The investigators postulated that the combination of clinical risk factors and biomarkers compared with either alone would provide a superior prediction model to identify burn patients who are at risk for ARDS development.
The investigators found that among the biomarkers, log-transformed levels of the A2 domain of the von Willebrand factor in the first 24 hours had the greatest odds ratio for the development of ARDS based on an increase of 1 standard deviation (OR 7.72; 95% CI: 1.64-36.28 P= 0.03).
A “Burn patients with ARDS had lower mean 28-day ventilator free days (8.9 days vs 23.3 days, P <0.001) and a greater proportion of in-hospital deaths (42% vs 4.0%, P < 0.001) that non-ARDS counterparts,” the authors write.

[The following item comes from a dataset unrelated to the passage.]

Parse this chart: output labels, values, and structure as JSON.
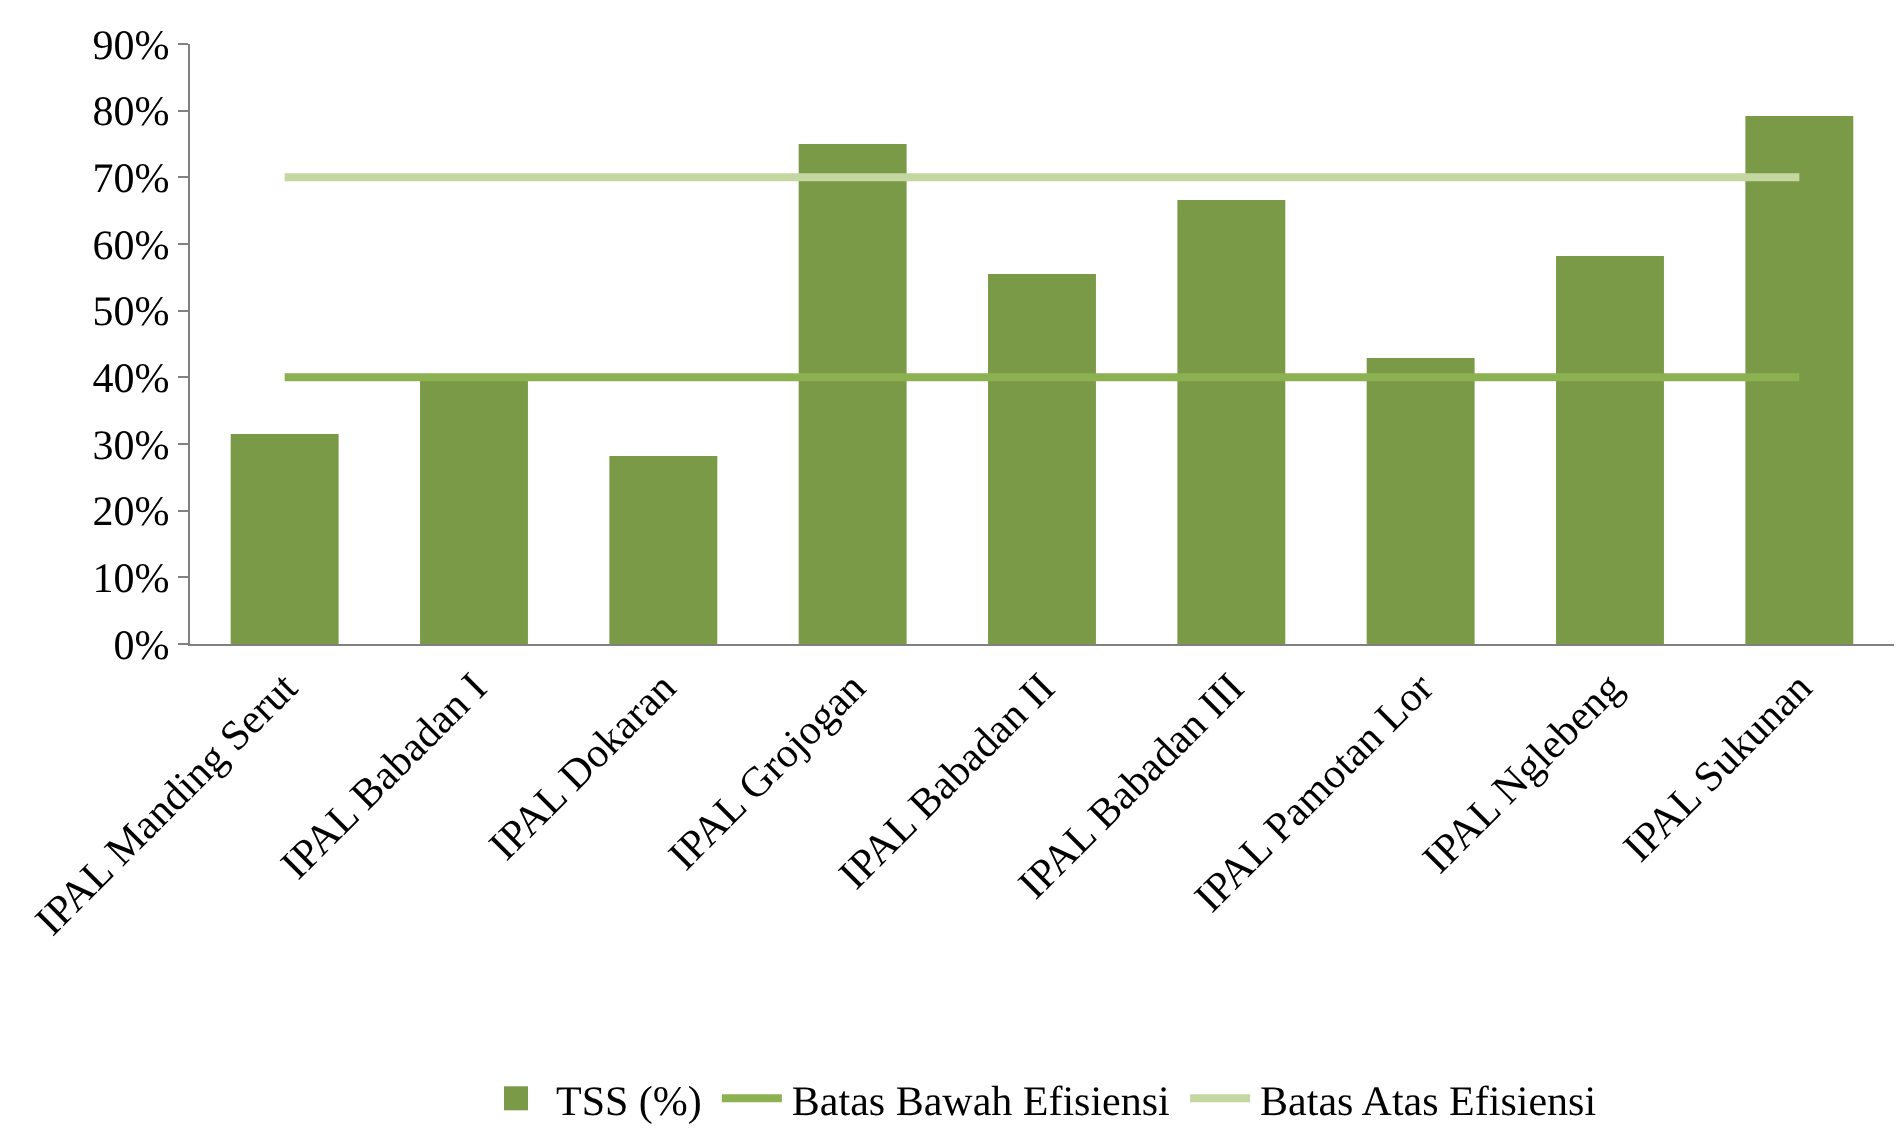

Investigators also report that diabetes was the only clinical characteristic associated with ARDS development (OR 6.34, 95% CI 1.84-21.89, P=0.004).
Among the different models that were analyzed, a model consisting of inhalation injury, the von Willebrand factor biomarker, and the percent of body burned did the best job of predicting which patients were more likely to develop ARDS.
The 3-pronged model "could be used to better identify at-risk patients for both the study and prevention of ARDS in patients with burn injury," Majid Afshar, MD, MSCR, assistant professor, Loyola Medicine and colleagues, said in a recent statement.
If the model is validated by other studies, it could guide clinical trials designed to prevent ARDS and identify burn patients who are at risk for ARDS.